Free Compute: Scenario 1 Defense¶
Backstory¶
Name: Blue¶
- Overworked
- Can only do the bare minimum
- Uses defaults when configuring systems
- Usually gets blamed for stability or security issues
Motivations¶
- Blue gets paged at 1am with an “urgent” problem: the developers say “the website is slow”
- Blue reluctantly agrees to take a “quick look”
- Blue wants desperately to get back to sleep. Zzz
Defense¶
Blue looks at the page with an unsurprising lack of details, and spends a few minutes getting the answer to exactly which website they are referring to that is underperforming. It's "the one running in Kubernetes", they said. Blue leverages their Cloud Shell terminal to begin the process of troubleshooting the issue.
Identifying the Issue¶
The first step is to determine the name for the web application deployment
in question. From the terminal, Blue runs the following to see a listing of all pods
in all namespaces
:
kubectl get pods --all-namespaces
The cluster
is relatively small in size, but it has a couple deployments
that could be the site in question. The development team mentions performance is an issue, so Blue checks the current CPU and Memory usage with:
kubectl top node
and
kubectl top pod --all-namespaces
It appears that a suspcious deployment
named bitcoinero
is running, and its causing resource contention issues. Blue runs the following to see the pod's
full configuration:
kubectl get deployment -n prd bitcoinero -o yaml
It was created very recently, but there are no ports listening, so this looks unlikely to be part of the website. Next, Blue grabs a consolidated listing of all images running in the cluster
:
kubectl get pods --all-namespaces -o jsonpath="{..image}" | tr -s '[[:space:]]' '\n' | sort -u
Confirming the Foreign Workload¶
Blue sends a message back to the developers asking for confirmation of the suspicious bitcoinero
image, and they all agree they don't know who created the deployment
. They also mention that someone accidentally deployed a nodePort
for the production ops dashboard, and ask if Blue can delete it for them. Blue makes a mental note about the nodePort
and then opens a browser to the cluster log system, making sure to go to the Legacy Logs Viewer.

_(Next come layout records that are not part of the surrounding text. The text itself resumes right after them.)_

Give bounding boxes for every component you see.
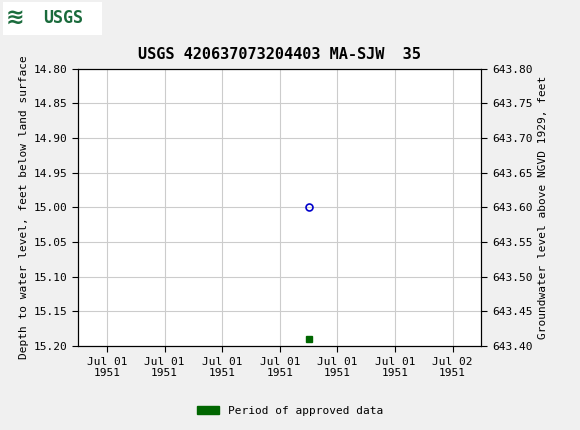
Bar — [3, 2, 102, 35]
Text: ≋: ≋ — [6, 8, 24, 28]
Text: USGS: USGS — [44, 9, 84, 27]
Y-axis label: Groundwater level above NGVD 1929, feet: Groundwater level above NGVD 1929, feet — [538, 76, 548, 339]
Y-axis label: Depth to water level, feet below land surface: Depth to water level, feet below land su… — [19, 55, 28, 359]
Legend: Period of approved data: Period of approved data — [193, 401, 387, 420]
Title: USGS 420637073204403 MA-SJW  35: USGS 420637073204403 MA-SJW 35 — [139, 47, 421, 62]
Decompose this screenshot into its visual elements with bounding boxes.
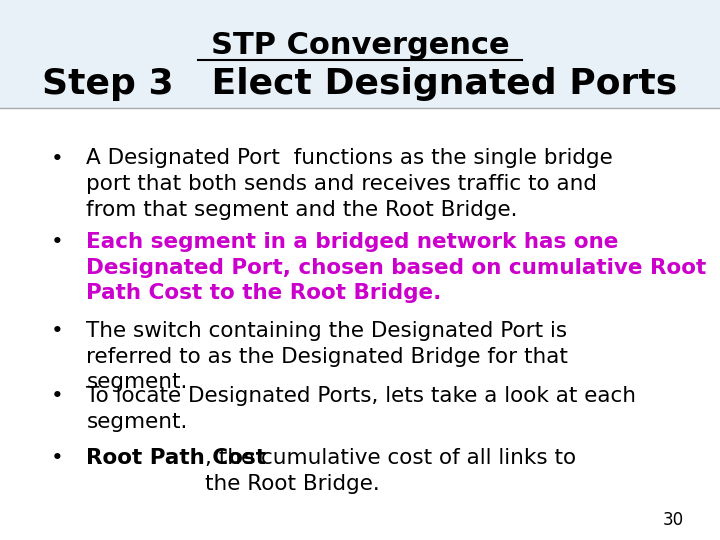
Text: Step 3   Elect Designated Ports: Step 3 Elect Designated Ports [42,67,678,100]
Text: Each segment in a bridged network has one
Designated Port, chosen based on cumul: Each segment in a bridged network has on… [86,232,706,303]
Text: The switch containing the Designated Port is
referred to as the Designated Bridg: The switch containing the Designated Por… [86,321,568,393]
Text: •: • [50,232,63,252]
Text: 30: 30 [663,511,684,529]
Text: STP Convergence: STP Convergence [211,31,509,60]
Text: , the cumulative cost of all links to
the Root Bridge.: , the cumulative cost of all links to th… [205,448,577,494]
Text: •: • [50,386,63,406]
Text: •: • [50,448,63,468]
Text: A Designated Port  functions as the single bridge
port that both sends and recei: A Designated Port functions as the singl… [86,148,613,220]
Text: •: • [50,321,63,341]
Text: To locate Designated Ports, lets take a look at each
segment.: To locate Designated Ports, lets take a … [86,386,636,431]
Text: •: • [50,148,63,168]
Text: Root Path Cost: Root Path Cost [86,448,266,468]
FancyBboxPatch shape [0,0,720,108]
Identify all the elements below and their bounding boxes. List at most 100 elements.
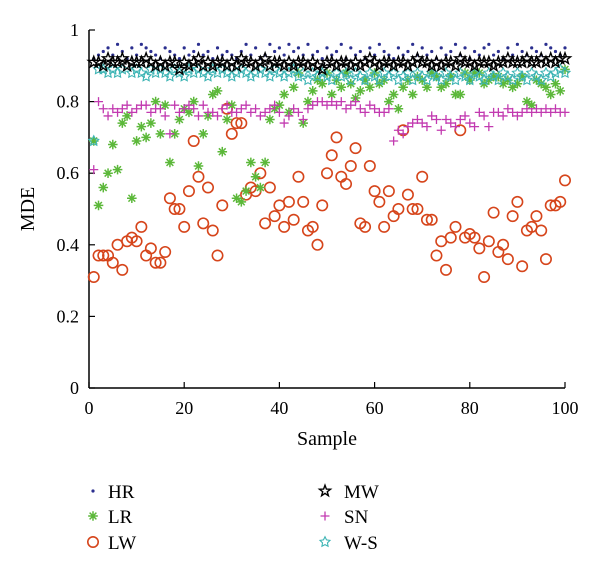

Once there, Blue clicks on the small "down arrow" on the far right of the "Filter by label or text" search bar, selects "Convert to advanced filter", and puts the following query into the search filter area:
resource.type="k8s_cluster"
protoPayload.authorizationInfo.permission="io.k8s.apps.v1.deployments.create"
Blue sees that the default
Kubernetes serviceaccount
was the creator of the bitcoinero
deployment
.
Back in the Cloud Shell terminal, Blue runs the following to list the pods
running with the default
serviceaccount
in the prd
namespace
:
kubectl get pods -n prd -o jsonpath='{range .items[?(@.spec.serviceAccountName=="default")]}{.metadata.name}{" "}{.spec.serviceAccountName}{"\n"}{end}'
Cleaning Up¶
Unsure of exactly how a pod
created another pod
, Blue decides that it's now 3am, and the commands are blurring together. The website is still slow, so Blue decides to find and delete the deployment
:
kubectl get deployments -n prd
kubectl delete deployment bitcoinero -n prd
They also keep their promise, and delete the nodePort
:
kubectl get services -n prd
kubectl delete service dashboard -n prd
Installing Security Visibility¶
It's now very clear to Blue that without additional information, it's difficult to determine exactly who or what created that bitcoinero
deployment. Was it code? Was it a human? Blue suspects it was one of the engineers on the team, but there's not much they can do without proof. Remembering that this cluster
doesn't have any runtime behavior monitoring and detection software installed, Blue decides to install Sysdig's Falco using an all-in-one manifest from a prominent blogger.
kubectl apply -f https://raw.githubusercontent.com/securekubernetes/securekubernetes/master/manifests/security.yml
Just to make sure it's working, Blue runs the following command to get the logs from the deployed Falco
pod(s)
:
kubectl logs -n falco $(kubectl get pod -n falco -l app=falco -o=name) -f
Ensuring Security Log Flow¶
Going back to the logging system, Blue enters another log filter using the "advanced filter" with the following query to confirm it's receiving all the logs coming from the Falco
deployment
:
resource.type=k8s_container
resource.labels.namespace_name="falco"
resource.labels.container_name="falco"
Reviewing the Falco Rules:¶
Falco Kubernetes Rules:
kubectl get configmaps -n falco falco-config -o json | jq -r '.data."falco_rules.yaml"' | grep rule:
Kubernetes Audit Rules (Not applicable on GKE):
kubectl get configmaps -n falco falco-config -o json | jq -r '.data."k8s_audit_rules.yaml"' | grep rule:
Giving the "All Clear"¶
Seeing what looks like a "happy" cluster
, Blue emails their boss that there was a workload using too many resources that wasn't actually needed, so it was deleted. Also, they added some additional "security" just in case.